Smart Living Tip: How to Make Friends as an Adult

Monday, May 16, 2016

When you are in a new country, new city or just a new surrounding in general, it's important to have a few people to connect with, who can help you ease into the unfamiliar territory.

How do you meet people and make new friends?

As we get older and start working, this seems harder and harder to achieve. W was worried that she didn't have any close friends in her new city, forcing her to always hang out with her flatmate - with whom she got along with, but W was craving diversity. As I start my last week at my current workplace and facing a new chapter in my life soon, I started to think over how I had made friends in the past in the numerous places I had called home.

Some ways you could make new friends as adults:

  • InterNations
In Bordeaux, I was part of an expat community called InterNations. While it was a small community, it was an active one. We would explore the Bordeaux food scene, trying out different restaurants every month for dinners. Most of the time, half the members would be regulars, and the other half new faces. There was also a monthly after work drinks at a pub somewhere, where more people turned up. These monthly dinners and drinks were great for meeting new people from all over the world, as well as new French people. 

  • Meetup groups

I don't go to these very often, but my sister used to be part of several tramping Meetup groups, and she loved it. Each weekend, they would go walking in one of the many tracks around Auckland. They were big groups, too, around 70-90, so very popular. She had invited me along, but I'm nowhere as fit as she is! Perhaps when she gets back into it, I'll start tagging along more.

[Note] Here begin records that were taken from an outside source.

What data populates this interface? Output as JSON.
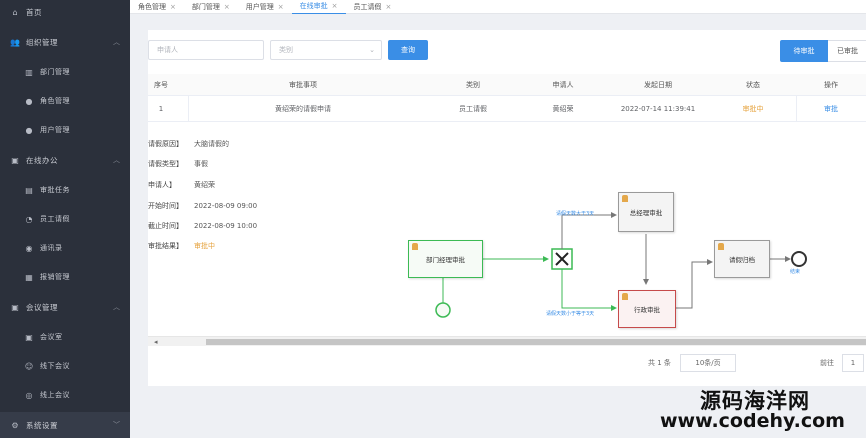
{
  "sidebar": {
    "home": "首页",
    "groups": [
      {
        "label": "组织管理",
        "items": [
          "部门管理",
          "角色管理",
          "用户管理"
        ]
      },
      {
        "label": "在线办公",
        "items": [
          "审批任务",
          "员工请假",
          "通讯录",
          "报销管理"
        ]
      },
      {
        "label": "会议管理",
        "items": [
          "会议室",
          "线下会议",
          "线上会议"
        ]
      }
    ],
    "bottom": "系统设置"
  },
  "tabs": [
    {
      "label": "角色管理",
      "active": false
    },
    {
      "label": "部门管理",
      "active": false
    },
    {
      "label": "用户管理",
      "active": false
    },
    {
      "label": "在线审批",
      "active": true
    },
    {
      "label": "员工请假",
      "active": false
    }
  ],
  "filters": {
    "applicant_placeholder": "申请人",
    "type_placeholder": "类别",
    "search_label": "查询",
    "pending_label": "待审批",
    "approved_label": "已审批"
  },
  "table": {
    "headers": [
      "序号",
      "审批事项",
      "类别",
      "申请人",
      "发起日期",
      "状态",
      "操作"
    ],
    "rows": [
      {
        "index": "1",
        "item": "黄绍荣的请假申请",
        "category": "员工请假",
        "applicant": "黄绍荣",
        "date": "2022-07-14 11:39:41",
        "status": "审批中",
        "action": "审批"
      }
    ]
  },
  "detail": [
    {
      "key": "请假原因】",
      "value": "大脑请假的"
    },
    {
      "key": "请假类型】",
      "value": "事假"
    },
    {
      "key": "申请人】",
      "value": "黄绍荣"
    },
    {
      "key": "开始时间】",
      "value": "2022-08-09 09:00"
    },
    {
      "key": "截止时间】",
      "value": "2022-08-09 10:00"
    },
    {
      "key": "审批结果】",
      "value": "审批中"
    }
  ],
  "diagram": {
    "node_dept": "部门经理审批",
    "node_gm": "总经理审批",
    "node_admin": "行政审批",
    "node_archive": "请假归档",
    "label_top": "请假天数大于3天",
    "label_bottom": "请假天数小于等于3天",
    "end_label": "结束"
  },
  "pager": {
    "total": "共 1 条",
    "size": "10条/页",
    "goto": "前往",
    "page": "1"
  },
  "watermark": {
    "line1": "源码海洋网",
    "line2": "www.codehy.com"
  }
}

  • Franglish/Language tandem

If you want to meet lots of people and learn a language at the same time, groups like Franglish are great. Franglish is speed dating for Francophone/Anglophones. You get assigned a table with a stranger. The rules are: French only for seven minutes then English only for seven minutes. At the end of the 14 minutes, you face another person, and repeat the process.

  • Volunteering

One of my goals for this year was to volunteer more. Volunteering is something I used to do in high school but not much since. I feel that it's started off great, but has dwindled into a corner fast. So far I've done volunteering at a music festival and a pop up theatre. Both were great experiences and you do meet many people you would not normally mingle with.

  • Sports

Join a sports team! It's good for your body as well as your soul. Indoor soccer and netball are popular options, and you can also team up with your colleagues. Some companies offer yoga classes - I'm hoping my new work will have something similar!

  • Your mates' mates

There are also evening classes or other afterwork drinks/networking events that you could attend. If all else fails, though, try asking your friends to introduce their mates to you. Chances are, you like your friends, so you'll like their friends, too.